Il s’est anéanti

Il s’est anéanti

Il s’est anéanti 150 150 Paroisses de Saint-Raphael

Chers amis, 

Voici le message que D. Paul, le modérateur général de la Communauté Saint Martin, vient de nous faire parvenir pour notre entrée en carême : « A la suite du Christ, nous entrons dans le temps fort de la conversion, celui du combat spirituel. Dans ses lettres pastorales, Paul insiste sur le combat à mener : « afin que tu combattes le bon combat »
(1ère Timothée 1, 18), « combats le bon combat de la foi » (1ère Timothée 6, 12), « j’ai combattu jusqu’au bout le bon combat » (2ème Timothée 4, 7). L’homme est donc appelé à combattre pour retrouver le chemin du paradis perdu, le chemin de la sainteté. Cette année, j’aimerais insister avec vous tous sur l’imitation du Christ qui s’est fait pauvre, sur son abaissement. 

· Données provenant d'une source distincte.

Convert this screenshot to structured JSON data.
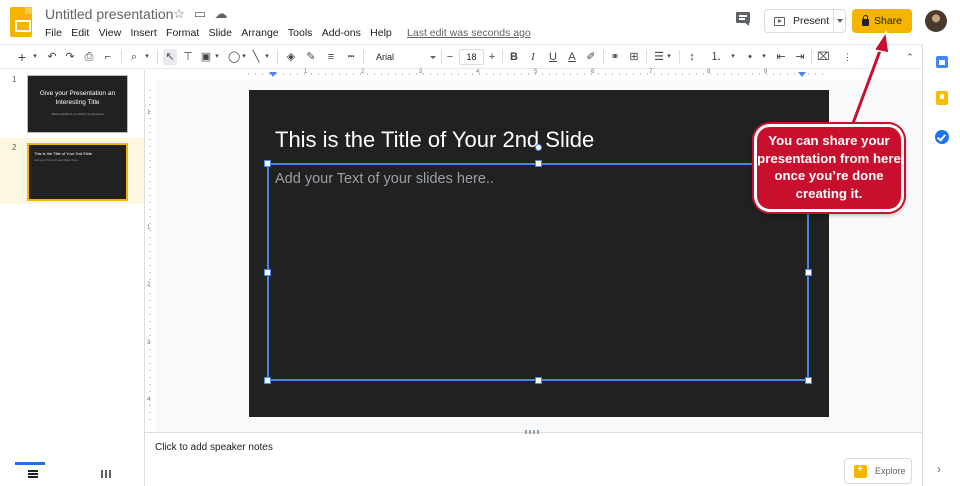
{
  "header": {
    "title": "Untitled presentation",
    "menu": [
      "File",
      "Edit",
      "View",
      "Insert",
      "Format",
      "Slide",
      "Arrange",
      "Tools",
      "Add-ons",
      "Help"
    ],
    "last_edit": "Last edit was seconds ago",
    "present_label": "Present",
    "share_label": "Share"
  },
  "toolbar": {
    "font": "Arial",
    "font_size": "18"
  },
  "filmstrip": {
    "slides": [
      {
        "number": "1",
        "title": "Give your Presentation an Interesting Title",
        "subtitle": "Add a subtitle if you think it is important"
      },
      {
        "number": "2",
        "title": "This is the Title of Your 2nd Slide",
        "subtitle": "Add your Text of your slides here.."
      }
    ]
  },
  "slide": {
    "title": "This is the Title of Your 2nd Slide",
    "body_placeholder": "Add your Text of your slides here.."
  },
  "rulers": {
    "horizontal": [
      "1",
      "2",
      "3",
      "4",
      "5",
      "6",
      "7",
      "8",
      "9"
    ],
    "vertical": [
      "1",
      "1",
      "2",
      "3",
      "4"
    ]
  },
  "notes": {
    "placeholder": "Click to add speaker notes",
    "explore_label": "Explore"
  },
  "callout": {
    "text": "You can share your presentation from here once you’re done creating it.",
    "color": "#c8102e"
  },
  "colors": {
    "share": "#f4b400",
    "selection": "#4a86e8",
    "slide_bg": "#212121"
  }
}
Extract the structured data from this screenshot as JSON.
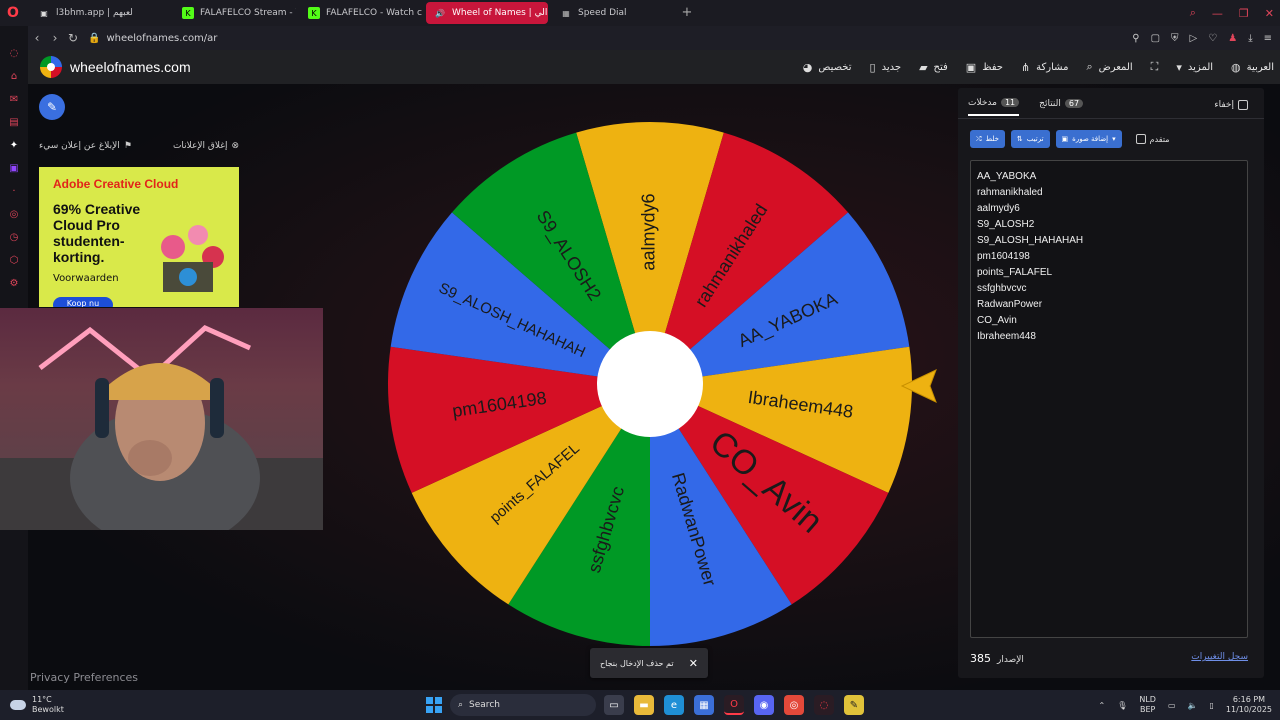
{
  "browser": {
    "tabs": [
      {
        "title": "l3bhm.app | لعبهم",
        "active": false,
        "icon_color": "#dddddd",
        "icon_glyph": "l3"
      },
      {
        "title": "FALAFELCO Stream - Wa",
        "active": false,
        "icon_color": "#53fc18",
        "icon_glyph": "K"
      },
      {
        "title": "FALAFELCO - Watch clip",
        "active": false,
        "icon_color": "#53fc18",
        "icon_glyph": "K"
      },
      {
        "title": "Wheel of Names | الي",
        "active": true,
        "icon_color": "#ffffff",
        "icon_glyph": "◉"
      },
      {
        "title": "Speed Dial",
        "active": false,
        "icon_color": "#bbbbbb",
        "icon_glyph": "▦"
      }
    ],
    "url": "wheelofnames.com/ar"
  },
  "site": {
    "brand": "wheelofnames.com",
    "menu": {
      "customize": "تخصيص",
      "new": "جديد",
      "open": "فتح",
      "save": "حفظ",
      "share": "مشاركة",
      "gallery": "المعرض",
      "more": "المزيد",
      "language": "العربية"
    }
  },
  "ads": {
    "close_ads": "إغلاق الإعلانات",
    "report_ad": "الإبلاغ عن إعلان سيء",
    "brand": "Adobe Creative Cloud",
    "copy": "69% Creative Cloud Pro studenten-korting.",
    "terms": "Voorwaarden",
    "cta": "Koop nu"
  },
  "privacy": "Privacy Preferences",
  "wheel": {
    "segments": [
      {
        "label": "aalmydy6",
        "color": "#eeb211"
      },
      {
        "label": "rahmanikhaled",
        "color": "#d50f25"
      },
      {
        "label": "AA_YABOKA",
        "color": "#3369e8"
      },
      {
        "label": "Ibraheem448",
        "color": "#eeb211"
      },
      {
        "label": "CO_Avin",
        "color": "#d50f25"
      },
      {
        "label": "RadwanPower",
        "color": "#3369e8"
      },
      {
        "label": "ssfghbvcvc",
        "color": "#009925"
      },
      {
        "label": "points_FALAFEL",
        "color": "#eeb211"
      },
      {
        "label": "pm1604198",
        "color": "#d50f25"
      },
      {
        "label": "S9_ALOSH_HAHAHAH",
        "color": "#3369e8"
      },
      {
        "label": "S9_ALOSH2",
        "color": "#009925"
      }
    ],
    "pointer_color": "#eeb211"
  },
  "panel": {
    "tab_entries": "مدخلات",
    "entries_count": "11",
    "tab_results": "النتائج",
    "results_count": "67",
    "hide": "إخفاء",
    "shuffle": "خلط",
    "sort": "ترتيب",
    "add_image": "إضافة صورة",
    "advanced": "متقدم",
    "entries": [
      "AA_YABOKA",
      "rahmanikhaled",
      "aalmydy6",
      "S9_ALOSH2",
      "S9_ALOSH_HAHAHAH",
      "pm1604198",
      "points_FALAFEL",
      "ssfghbvcvc",
      "RadwanPower",
      "CO_Avin",
      "Ibraheem448"
    ],
    "version_label": "الإصدار",
    "version": "385",
    "changelog": "سجل التغييرات"
  },
  "toast": {
    "message": "تم حذف الإدخال بنجاح",
    "close": "✕"
  },
  "taskbar": {
    "temp": "11°C",
    "weather": "Bewolkt",
    "search": "Search",
    "lang1": "NLD",
    "lang2": "BEP",
    "time": "6:16 PM",
    "date": "11/10/2025"
  }
}
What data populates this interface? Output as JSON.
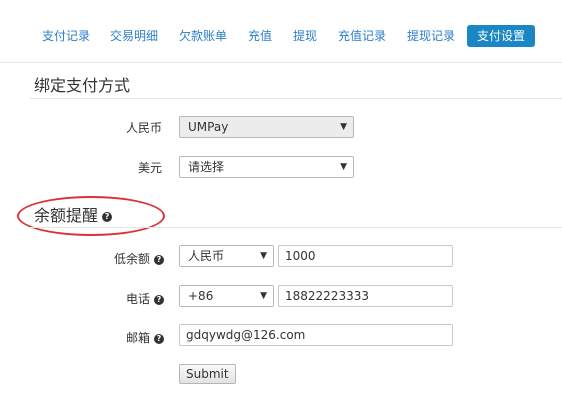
{
  "tabs": [
    {
      "label": "支付记录",
      "active": false
    },
    {
      "label": "交易明细",
      "active": false
    },
    {
      "label": "欠款账单",
      "active": false
    },
    {
      "label": "充值",
      "active": false
    },
    {
      "label": "提现",
      "active": false
    },
    {
      "label": "充值记录",
      "active": false
    },
    {
      "label": "提现记录",
      "active": false
    },
    {
      "label": "支付设置",
      "active": true
    }
  ],
  "bind_payment": {
    "title": "绑定支付方式",
    "rmb": {
      "label": "人民币",
      "value": "UMPay"
    },
    "usd": {
      "label": "美元",
      "value": "请选择"
    }
  },
  "balance_alert": {
    "title": "余额提醒",
    "low_balance": {
      "label": "低余额",
      "currency": "人民币",
      "amount": "1000"
    },
    "phone": {
      "label": "电话",
      "country_code": "+86",
      "number": "18822223333"
    },
    "email": {
      "label": "邮箱",
      "value": "gdqywdg@126.com"
    },
    "submit_label": "Submit"
  },
  "icons": {
    "help": "help-circle-icon",
    "dropdown": "chevron-down-icon"
  },
  "colors": {
    "tab_link": "#2a7ec7",
    "tab_active_bg": "#1a86c4",
    "annotation": "#d9333a"
  }
}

Dieu a sauvé le monde en prenant le chemin de l’humilité, de la souffrance et de la croix : « il ne retint pas jalousement le rang qui l’égalait à Dieu. Mais il s’est anéanti, prenant la condition de serviteur, devenant semblable aux hommes. Reconnu homme à son aspect, il s’est abaissé, devenant obéissant jusqu’à la mort, et la mort de la croix. »
(Philippiens 2, 6-8) 

On le voit dans les Évangiles, Jésus à plusieurs reprises annonce aux apôtres qu’il va être arrêté, souffrir, être tué et ressusciter. Il tente de leur faire comprendre que le Messie ne prend pas le chemin du succès, de la puissance, mais le chemin du service, de l’humilité et de la croix. Manifestement, ils ne comprennent pas et même s’y opposent. Jésus enseigne à ses disciples que dans son Royaume, la première place, c’est d’être le serviteur de tous, la seule ambition acceptable, c’est celle d’être le premier à l’humilité, le premier dans les désappropriations de nos objectifs propres pour nous mettre au service de tous, des plus fragiles et des plus pauvres. Le modèle, le chemin à suivre, c’est le chemin que lui-même a pris. Lui le maître et le Seigneur est venu pour servir et son service, c’est de donner sa vie par amour sur la croix. Le serviteur n’est pas au-dessus de son maître, il doit se contenter d’être comme son maître. Il n’y a pas d’autre chemin possible… »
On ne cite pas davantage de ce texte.